Elle espère également entendre une sorte de «plan de travail» du souverain pontife sur la façon dont l’église doit se réconcilier avec les peuples autochtones.

«Une partie importante de ce processus consiste à mener une sérieuse recherche sur la vérité du passé et à aider les survivants des écoles résidentielles à entreprendre des chemins de guérison pour les traumatismes subis», a souligné le pape.

Le ministre des Relations Couronne-Autochtones, Marc Miller, a déclaré que les excuses du pape aux peuples autochtones doivent être «le début et non la fin».

Il ajoute qu’il reste du travail à faire, notamment obtenir des documents de l’Église catholique afin que les survivants puissent tourner la page et avoir une image complète du système des pensionnats. M. Miller affirme que le gouvernement fédéral a un rôle à jouer.

Dans un communiqué transmis en soirée, le premier ministre Justin Trudeau a déclaré avoir une pensée pour les «enfants qui ont été arrachés à leur famille et privés de leur enfance». Il a ajouté que «les conséquences intergénérationnelles des pensionnats se font encore sentir (…), car les Survivants, leur famille et leur communauté continuent de subir les traumatismes qui en résultent».

Pour M. Trudeau, la réconciliation doit être «l’affaire de tous les Canadiens». «Il nous appartient de faire preuve d’ouverture, d’écouter et de partager. Il nous incombe de voir nos différences non pas comme un obstacle, mais comme une occasion d’apprendre, de mieux nous comprendre et de passer à l’action», a-t-il soutenu.

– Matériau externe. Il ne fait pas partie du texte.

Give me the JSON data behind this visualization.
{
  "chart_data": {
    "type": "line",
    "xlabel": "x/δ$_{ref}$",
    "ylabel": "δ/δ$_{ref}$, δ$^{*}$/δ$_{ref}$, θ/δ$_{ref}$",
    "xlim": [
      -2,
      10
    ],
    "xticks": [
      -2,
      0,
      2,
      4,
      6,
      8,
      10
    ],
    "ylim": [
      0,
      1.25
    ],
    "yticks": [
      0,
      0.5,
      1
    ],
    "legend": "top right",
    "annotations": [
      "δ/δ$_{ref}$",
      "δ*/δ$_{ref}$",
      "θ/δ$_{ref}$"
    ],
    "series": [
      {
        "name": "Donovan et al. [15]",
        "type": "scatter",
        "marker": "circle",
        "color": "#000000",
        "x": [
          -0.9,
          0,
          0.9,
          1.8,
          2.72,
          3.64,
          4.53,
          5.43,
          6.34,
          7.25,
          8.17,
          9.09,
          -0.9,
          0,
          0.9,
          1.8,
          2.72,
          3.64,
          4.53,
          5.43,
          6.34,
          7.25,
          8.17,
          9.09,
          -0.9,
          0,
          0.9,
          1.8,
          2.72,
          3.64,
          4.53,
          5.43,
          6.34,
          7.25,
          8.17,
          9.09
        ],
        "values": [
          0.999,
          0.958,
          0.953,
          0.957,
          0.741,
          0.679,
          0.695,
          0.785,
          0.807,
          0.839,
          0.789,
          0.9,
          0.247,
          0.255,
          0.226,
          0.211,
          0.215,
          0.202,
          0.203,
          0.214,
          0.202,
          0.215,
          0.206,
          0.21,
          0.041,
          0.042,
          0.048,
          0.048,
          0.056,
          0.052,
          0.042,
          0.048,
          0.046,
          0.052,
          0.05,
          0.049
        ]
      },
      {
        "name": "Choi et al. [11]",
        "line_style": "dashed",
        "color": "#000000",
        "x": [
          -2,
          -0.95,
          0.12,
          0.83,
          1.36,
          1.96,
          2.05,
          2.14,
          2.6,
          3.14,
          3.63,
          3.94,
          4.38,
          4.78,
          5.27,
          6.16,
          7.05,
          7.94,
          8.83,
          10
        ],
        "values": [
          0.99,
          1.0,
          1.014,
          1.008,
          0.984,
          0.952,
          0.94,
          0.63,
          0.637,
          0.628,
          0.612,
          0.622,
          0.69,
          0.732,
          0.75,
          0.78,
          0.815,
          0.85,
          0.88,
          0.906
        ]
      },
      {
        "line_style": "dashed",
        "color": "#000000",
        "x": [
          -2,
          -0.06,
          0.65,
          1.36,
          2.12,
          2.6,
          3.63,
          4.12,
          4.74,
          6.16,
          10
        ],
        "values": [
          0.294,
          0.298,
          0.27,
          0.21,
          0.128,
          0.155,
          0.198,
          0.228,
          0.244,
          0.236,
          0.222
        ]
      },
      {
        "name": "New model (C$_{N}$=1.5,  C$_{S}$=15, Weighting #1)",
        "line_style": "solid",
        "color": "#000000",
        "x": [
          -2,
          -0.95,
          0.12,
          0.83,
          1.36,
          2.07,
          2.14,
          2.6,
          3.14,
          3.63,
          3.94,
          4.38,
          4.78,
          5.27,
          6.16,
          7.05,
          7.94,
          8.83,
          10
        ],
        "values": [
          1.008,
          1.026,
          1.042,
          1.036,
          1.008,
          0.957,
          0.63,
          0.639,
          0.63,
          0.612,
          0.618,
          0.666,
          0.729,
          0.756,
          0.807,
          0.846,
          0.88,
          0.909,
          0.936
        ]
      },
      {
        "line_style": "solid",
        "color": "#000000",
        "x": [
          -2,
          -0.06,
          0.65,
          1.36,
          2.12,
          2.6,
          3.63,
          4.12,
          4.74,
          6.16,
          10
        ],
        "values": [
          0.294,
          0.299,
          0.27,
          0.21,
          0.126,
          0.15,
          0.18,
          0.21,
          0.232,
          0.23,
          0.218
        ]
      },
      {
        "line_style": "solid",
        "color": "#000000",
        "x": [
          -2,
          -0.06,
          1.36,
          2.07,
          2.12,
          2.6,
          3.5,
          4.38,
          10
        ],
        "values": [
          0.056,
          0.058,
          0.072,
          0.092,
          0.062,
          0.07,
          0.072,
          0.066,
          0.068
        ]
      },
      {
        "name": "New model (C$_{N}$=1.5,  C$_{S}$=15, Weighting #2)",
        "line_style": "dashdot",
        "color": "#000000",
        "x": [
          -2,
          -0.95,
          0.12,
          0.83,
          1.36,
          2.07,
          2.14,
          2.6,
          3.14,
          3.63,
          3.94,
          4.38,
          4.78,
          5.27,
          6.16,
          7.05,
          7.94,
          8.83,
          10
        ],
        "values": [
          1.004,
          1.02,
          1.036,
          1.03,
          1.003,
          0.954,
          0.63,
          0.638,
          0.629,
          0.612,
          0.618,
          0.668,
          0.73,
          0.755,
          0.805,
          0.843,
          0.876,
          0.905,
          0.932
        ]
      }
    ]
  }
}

Le chef de la nation Alexis Nakota Sioux, Tony Alexis, a déclaré que les excuses du pape avaient provoqué l’ouverture d’une blessure et que cela ne pouvait tout simplement pas rester comme ça.

Il a déclaré lors d’une conférence de presse, aux côtés d’autres chefs et survivants du Traité no 6, que «vous ne pouvez pas simplement vous excuser et vous en aller».

Le chef de la première nation de Frog Lake, Greg Desjarlais, a déclaré que le pape avait présenté des excuses aussi significatives que possible.

Mais il dit que le pape François a pu les présenter dans sa langue maternelle – l’espagnol – tandis que le chef est incapable de parler la langue de son peuple.

Avant son discours, le pape s’est recueilli en silence devant le cimetière de la Nation Crie, où les restes d’élèves des pensionnats sont probablement enterrés.